Die beiden weiteren Bronzemedaillen gingen ins Fricktal. Bei den unter 14-Jährigen war es Jérôme Kym (R2) aus Möhlin, der sich das Edelmetall umhängen lassen durfte. Nach drei Titelgewinnen in den Kategorien U10 und U12 holte er sich damit seine erste Auszeichnung bei den U14. Ganz zufrieden war der junge Fricktaler mit der Bronzemedaille allerdings nicht. Er hatte sich den Titelgewinn zum Ziel gesetzt. «Es war sehr schwierig im dritten Satz des Halbfinals, denn ich spürte die Müdigkeit von den vorherigen Matches. Ich glaubte zwar bis zum letzten Punkt an den Sieg, aber es hat nicht gereicht. Trotzdem bin ich auch mit der Bronzemedaille zufrieden», so der 12-jährige Kym nach dem verlorenen Halbfinalspiel gegen den späteren Gewinner Jeffrey von der Schulenburg (R1).

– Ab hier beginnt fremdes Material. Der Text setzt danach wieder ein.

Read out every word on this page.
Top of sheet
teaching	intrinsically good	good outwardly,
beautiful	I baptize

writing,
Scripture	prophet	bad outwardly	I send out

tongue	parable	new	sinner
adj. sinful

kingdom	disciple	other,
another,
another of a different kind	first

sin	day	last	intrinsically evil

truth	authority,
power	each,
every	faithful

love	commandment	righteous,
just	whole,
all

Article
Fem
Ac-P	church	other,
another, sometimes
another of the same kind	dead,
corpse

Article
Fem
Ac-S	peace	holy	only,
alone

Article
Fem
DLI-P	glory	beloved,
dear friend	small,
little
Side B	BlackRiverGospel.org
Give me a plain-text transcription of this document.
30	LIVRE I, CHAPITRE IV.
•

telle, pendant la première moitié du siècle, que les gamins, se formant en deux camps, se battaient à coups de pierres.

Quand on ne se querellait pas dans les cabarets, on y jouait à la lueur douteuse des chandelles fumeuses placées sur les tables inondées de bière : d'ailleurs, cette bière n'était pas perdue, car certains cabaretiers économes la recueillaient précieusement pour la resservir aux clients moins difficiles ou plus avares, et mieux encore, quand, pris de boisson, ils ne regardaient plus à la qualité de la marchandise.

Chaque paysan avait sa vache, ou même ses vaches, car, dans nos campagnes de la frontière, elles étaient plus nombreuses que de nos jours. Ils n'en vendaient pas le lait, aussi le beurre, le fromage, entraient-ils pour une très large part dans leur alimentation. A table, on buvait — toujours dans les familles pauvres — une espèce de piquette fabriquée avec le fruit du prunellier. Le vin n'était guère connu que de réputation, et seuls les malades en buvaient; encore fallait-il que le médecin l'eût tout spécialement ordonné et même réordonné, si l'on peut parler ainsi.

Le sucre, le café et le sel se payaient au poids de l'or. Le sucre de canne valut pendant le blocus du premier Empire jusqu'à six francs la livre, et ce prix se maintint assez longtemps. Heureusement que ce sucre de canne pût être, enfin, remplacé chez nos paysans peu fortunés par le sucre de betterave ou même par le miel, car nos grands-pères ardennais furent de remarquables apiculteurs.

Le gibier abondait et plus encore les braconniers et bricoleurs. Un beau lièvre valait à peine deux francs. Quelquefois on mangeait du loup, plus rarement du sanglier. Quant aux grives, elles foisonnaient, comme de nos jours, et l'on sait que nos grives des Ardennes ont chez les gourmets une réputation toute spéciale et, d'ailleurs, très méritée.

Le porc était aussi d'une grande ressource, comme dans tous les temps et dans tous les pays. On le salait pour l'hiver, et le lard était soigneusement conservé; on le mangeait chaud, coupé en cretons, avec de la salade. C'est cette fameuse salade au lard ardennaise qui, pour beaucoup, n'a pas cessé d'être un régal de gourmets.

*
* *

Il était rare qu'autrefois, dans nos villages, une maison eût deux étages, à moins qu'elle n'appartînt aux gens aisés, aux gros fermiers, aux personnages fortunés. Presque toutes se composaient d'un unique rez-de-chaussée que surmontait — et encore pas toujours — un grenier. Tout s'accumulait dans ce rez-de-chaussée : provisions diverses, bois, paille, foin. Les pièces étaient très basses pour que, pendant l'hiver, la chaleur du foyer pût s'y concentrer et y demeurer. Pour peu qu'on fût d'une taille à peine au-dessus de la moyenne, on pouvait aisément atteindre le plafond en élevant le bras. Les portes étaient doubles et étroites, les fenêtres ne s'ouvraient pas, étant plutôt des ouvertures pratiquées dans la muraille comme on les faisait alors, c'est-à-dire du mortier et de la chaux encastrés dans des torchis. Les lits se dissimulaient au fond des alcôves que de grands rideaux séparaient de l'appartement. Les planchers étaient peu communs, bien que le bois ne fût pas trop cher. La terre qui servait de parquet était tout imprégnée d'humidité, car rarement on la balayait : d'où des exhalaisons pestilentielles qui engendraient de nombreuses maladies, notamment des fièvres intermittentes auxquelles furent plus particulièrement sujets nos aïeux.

Mehr als «nur» die bronzene Auszeichnung wäre auch für Chelsea Fontenel drin gelegen. Die 11-Jährige aus Kaiseraugst hatte in ihrem Halbfinalspiel gegen Céline Naef (R2) im dritten Satz beim Stand von 5:1 zwei Matchbälle, musste den Entscheidungssatz am Ende aber doch noch mit 5:7 abgeben. «Leider habe ich den Fokus bei den Matchbällen verloren. Vielleicht haben mich die Gedanken an meinen ersten Schweizer Meisterschaftsfinal, der so nahe gewesen wäre, abgelenkt», blickte Fontenel auf die entscheidende Szene zurück. «So zu verlieren ist schon ärgerlich und schmerzt sehr.» Mit etwas Abstand konnte aber auch sie sich über ihre zweite Medaille an Junioren Schweizer Meisterschaften freuen.

Exploit bleibt aus

Die restlichen Aargauer Teilnehmer konnten keinen Exploit landen. Sophie Lüscher (R2, Seengen), die in der Kategorie U14 mit grossen Ambitionen ins Turnier gestartet war, musste ihr Hoffnungen bereits bei ihrem ersten Auftritt begraben. Sie verlor gegen die spätere Turniersiegerin Kiara Cvetkovic (R2) in zwei Sätzen. Dominique Meyer (N4, 58, Aarau) und Denis Plüss (R3, Möriken) erreichten in den Alterskategorien U18 und U14 als ungesetzte Akteure immerhin die Viertelfinals. Lars Nohl (R1, Oftringen, U18) und Tanja Siegrist (R5, Schöftland, U12) musste sich genau wie Sophie Lüscher bei ihrem ersten Spiel geschlagen geben.